Atropos frowned and looked at her sister. The white-haired Lachesis. “This is your fault, hag.”
“Not mine.” Lachesis grinned. “Blame Hera. She’s responsible for the soul-mate curse.”
Skyla had no idea what they were talking about. She looked from weathered face to weathered face and knew only one thing: The hole in her heart hurt. A pain she shouldn’t have. Not when she was about to sail off to paradise.
“If you do this,” Atropos said with a scowl, “you do so without my blessing.”
“Now, sister hag.” Lachesis cut her a look. “Have I ever needed your blessing before?”
Atropos harrumphed. “It is because of you this problem exists.”
“And I will set it right.” Lachesis turned to Skyla. “What if you could go back?”
“Go back?” Skyla’s brow dropped. “I don’t under—”
“To the human realm.”
The human realm. Skyla’s mind spun. Yes. She’d been human, hadn’t she?
“Not everyone gets this choice—”
“No one gets this choice,” Atropos mumbled, arms crossed over her chest.
“—but you are special.” Lachesis darted a glare at her sister before refocusing on Skyla. “You sacrificed your life for another.”
“I did?” Skyla couldn’t remember. “Who?”
“That you can’t tell her,” Atropos snapped. “If she goes back, she has to make the choice not knowing what she’s going back to.”
Lachesis sighed. “She’s right. There are rules. Rules even I can’t break. You have to make the decision not knowing the life you led before.”
“Or what’s waiting for you,” Atropos added. “Could be a child molester or a rapist you’re missing.”
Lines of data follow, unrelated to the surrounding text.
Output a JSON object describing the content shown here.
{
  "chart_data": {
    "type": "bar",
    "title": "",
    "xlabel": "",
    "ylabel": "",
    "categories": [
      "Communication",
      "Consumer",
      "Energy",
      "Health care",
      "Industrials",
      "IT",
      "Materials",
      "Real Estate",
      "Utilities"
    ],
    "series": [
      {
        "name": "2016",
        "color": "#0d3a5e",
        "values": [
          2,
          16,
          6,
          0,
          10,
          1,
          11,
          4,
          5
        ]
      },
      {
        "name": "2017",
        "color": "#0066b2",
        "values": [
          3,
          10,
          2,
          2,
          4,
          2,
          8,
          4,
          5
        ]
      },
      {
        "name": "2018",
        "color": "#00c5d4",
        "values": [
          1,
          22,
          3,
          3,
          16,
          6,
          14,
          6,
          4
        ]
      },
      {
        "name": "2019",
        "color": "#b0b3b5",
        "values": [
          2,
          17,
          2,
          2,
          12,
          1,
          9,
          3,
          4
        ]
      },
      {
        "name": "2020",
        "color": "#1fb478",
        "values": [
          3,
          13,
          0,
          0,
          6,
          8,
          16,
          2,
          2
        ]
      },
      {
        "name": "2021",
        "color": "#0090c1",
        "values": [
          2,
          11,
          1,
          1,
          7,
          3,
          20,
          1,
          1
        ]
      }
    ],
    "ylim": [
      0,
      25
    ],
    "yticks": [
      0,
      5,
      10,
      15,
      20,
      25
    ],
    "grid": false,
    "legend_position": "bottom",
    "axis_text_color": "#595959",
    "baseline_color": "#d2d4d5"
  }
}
Lachesis frowned at her sister again. “Or it could be a king.”
Atropos harrumphed. “Kings are useless.”
“Regardless,” Lachesis said, looking at Skyla again, “you have to make the decision based on what’s before you.” She held out her arm. “The Isles of the Blessed, or what you are afraid to forget.”
The sparkling light on the horizon called to Skyla. But the Fates’ options…How could she make that decision? She tried to rationalize it and came up with only one scenario that made sense. “If I’m here, then it means I led a good life.”
“Not necessarily,” Lachesis answered. “But one can redeem herself in her last moment and counteract all the wrong she did before.”
“Stupid loophole,” Atropos muttered.
“By saving a life.” The emptiness in Skyla’s chest grew larger. Until she was afraid it would swallow her whole. “If I go on the ship…”
“Then the pain you feel will disappear,” Atropos said. “And you’ll be free—mind, body, and soul. No more suffering, no more loneliness, no more hurting. The Isles of the Blessed are Elysium. Heaven.”
“But I’ll forget,” Skyla clarified.
“Yes,” Lachesis said before Atropos could answer. “You will forget.”
“And if I go back…?”
Atropos frowned.
Skyla looked at Lachesis. The white-haired Fate’s eyes softened. “The pain you feel will also disappear. And you’ll remember.”
“Would I ever have the chance to come back here?”
“That depends on you, child,” Lachesis said. “On the life you choose to lead in the human realm. Only you can make that decision.”
Skyla looked back out over the water. The light consumed her, and the urge to climb on that sparkling ship was so strong it tugged at the center of her being. Slowly, ever so slowly, closing the hole in her chest, filling it with peace. A peace that, for some reason, she was sure she’d never really had before.
A peace that made her forget just what it was that was holding her back.
“Time’s up,” Atropos announced. “What’s your decision, child?”
Chapter 28
Orpheus was pretty sure he’d never been so tired.